A seleção da Espanha conquistou o título da Copa do Mundo ao derrotar a Argentina por 1 a 0 na final realizada no último domingo, 19 de julho. Com esse resultado, a equipe espanhola se tornou bicampeã mundial. No entanto, a postura dos jogadores argentinos durante a cerimônia de entrega da taça gerou polêmica e críticas, especialmente por parte da imprensa espanhola.
O jornal “Diario As” expressou seu descontentamento com a atitude dos atletas argentinos, que, em vez de observar a entrega do troféu aos vencedores, permaneceram de costas para o palco, voltados para a torcida. Esse comportamento vai contra a tradição das finais, onde a equipe derrotada normalmente se posiciona para assistir ao momento da consagração do campeão. Em vez disso, os jogadores da Albiceleste se afastaram do centro da cerimônia, priorizando a interação com seus torcedores presentes nas arquibancadas.

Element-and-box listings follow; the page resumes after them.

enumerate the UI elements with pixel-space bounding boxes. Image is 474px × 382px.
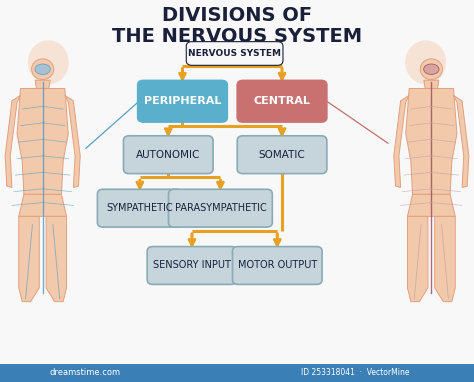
FancyBboxPatch shape	[186, 42, 283, 65]
Bar	[0, 364, 474, 382]
Polygon shape	[46, 216, 66, 302]
Polygon shape	[35, 80, 50, 89]
Text: SYMPATHETIC: SYMPATHETIC	[107, 203, 173, 213]
Text: PARASYMPATHETIC: PARASYMPATHETIC	[174, 203, 266, 213]
Ellipse shape	[35, 64, 50, 74]
Ellipse shape	[424, 64, 439, 74]
Text: SENSORY INPUT: SENSORY INPUT	[153, 261, 231, 270]
FancyBboxPatch shape	[137, 81, 227, 122]
Polygon shape	[406, 89, 457, 194]
Text: NERVOUS SYSTEM: NERVOUS SYSTEM	[188, 49, 281, 58]
Polygon shape	[435, 216, 455, 302]
FancyBboxPatch shape	[123, 136, 213, 173]
FancyBboxPatch shape	[97, 189, 182, 227]
Polygon shape	[65, 96, 80, 188]
Text: SOMATIC: SOMATIC	[259, 150, 305, 160]
Polygon shape	[19, 194, 66, 216]
Text: THE NERVOUS SYSTEM: THE NERVOUS SYSTEM	[112, 27, 362, 46]
Polygon shape	[5, 96, 20, 188]
FancyBboxPatch shape	[169, 189, 272, 227]
Polygon shape	[424, 80, 439, 89]
Ellipse shape	[28, 40, 69, 84]
FancyBboxPatch shape	[237, 136, 327, 173]
Text: PERIPHERAL: PERIPHERAL	[144, 96, 221, 106]
FancyBboxPatch shape	[232, 247, 322, 284]
FancyBboxPatch shape	[147, 247, 237, 284]
FancyBboxPatch shape	[237, 81, 327, 122]
Polygon shape	[394, 96, 409, 188]
Ellipse shape	[32, 59, 54, 79]
Text: DIVISIONS OF: DIVISIONS OF	[162, 6, 312, 25]
Text: MOTOR OUTPUT: MOTOR OUTPUT	[237, 261, 317, 270]
Text: dreamstime.com: dreamstime.com	[50, 368, 121, 377]
Polygon shape	[408, 194, 455, 216]
Polygon shape	[17, 89, 68, 194]
Polygon shape	[19, 216, 39, 302]
Ellipse shape	[405, 40, 446, 84]
Ellipse shape	[420, 59, 442, 79]
Text: CENTRAL: CENTRAL	[254, 96, 310, 106]
Text: AUTONOMIC: AUTONOMIC	[136, 150, 201, 160]
Polygon shape	[454, 96, 469, 188]
Polygon shape	[408, 216, 428, 302]
Text: ID 253318041  ·  VectorMine: ID 253318041 · VectorMine	[301, 368, 410, 377]
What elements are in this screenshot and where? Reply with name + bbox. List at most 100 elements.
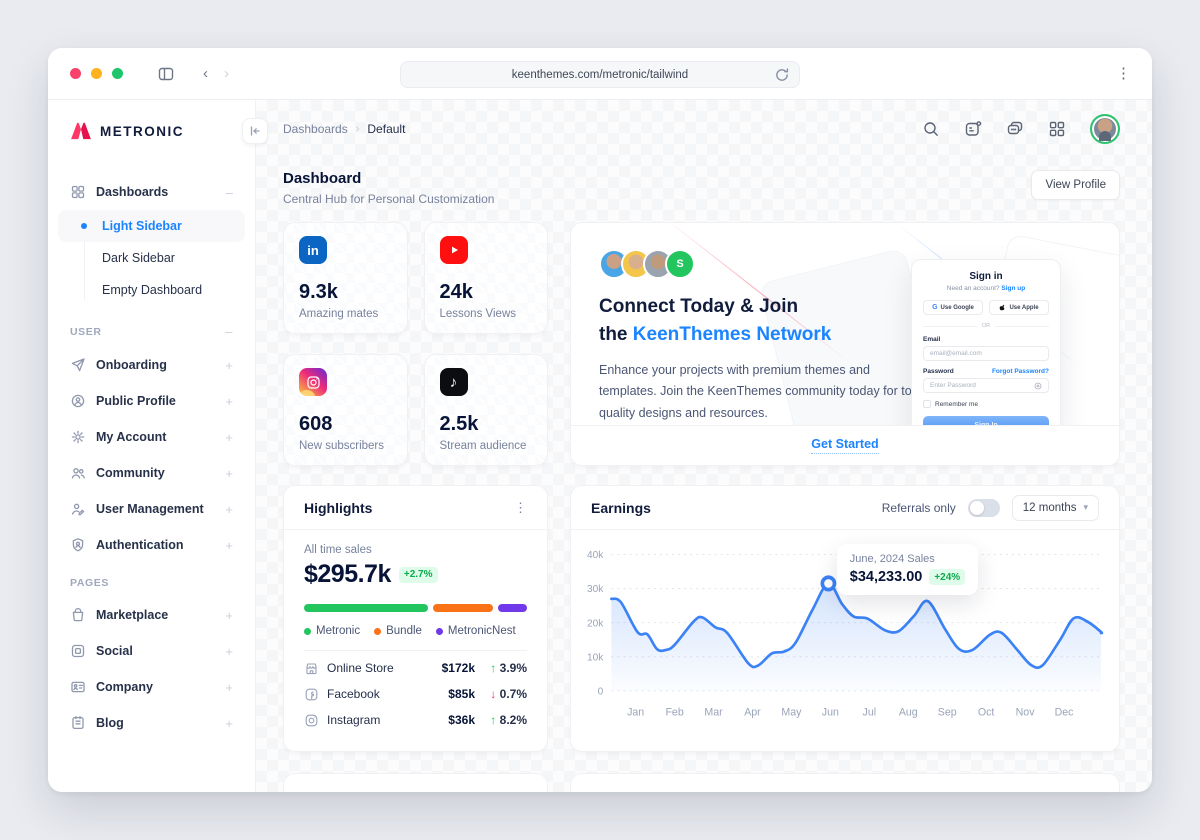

O momento em que Rodri levantou a taça, simbolizando a vitória da Espanha, foi marcado pela ausência dos argentinos, que ignoraram a cena emblemática. A decisão de não assistir à entrega do troféu foi vista como uma falta de respeito e elegância, especialmente considerando a importância do evento e a trajetória das duas seleções no torneio.
Além da postura durante a premiação, a partida também foi marcada por incidentes de indisciplina. Após o apito final, os jogadores argentinos Nahuel Molina e Leandro Paredes se envolveram em uma briga com os espanhóis Rodri, Eric García e Gavi, que culminou com o jogador Gavi caindo ao chão. Esse episódio contribuiu para a imagem negativa que a seleção argentina deixou após a final.
Apesar de algumas ações de desespero e deslealdade em campo, como o envolvimento em jogadas faltosas, a cena de Lionel Scaloni, técnico da Argentina, tentando acalmar os ânimos e a de Messi, visivelmente emocionado, ajudaram a suavizar a tensão gerada pelos conflitos. Contudo, a crítica à equipe argentina se intensificou, destacando que o foco dos jogadores parecia estar mais na provocação do que no espírito esportivo.
A vitória da Espanha, selada com um gol de Ferran Torres na prorrogação, representa um marco importante para a história do futebol espanhol, que agora acumula dois títulos mundiais. A final, além de ser um espetáculo esportivo, trouxe à tona discussões sobre a ética no esporte e a importância do respeito mútuo entre as equipes, mesmo em momentos de derrota. A repercussão negativa em relação à seleção argentina pode impactar a imagem do futebol do país, que sempre foi conhecido por sua paixão e competitividade.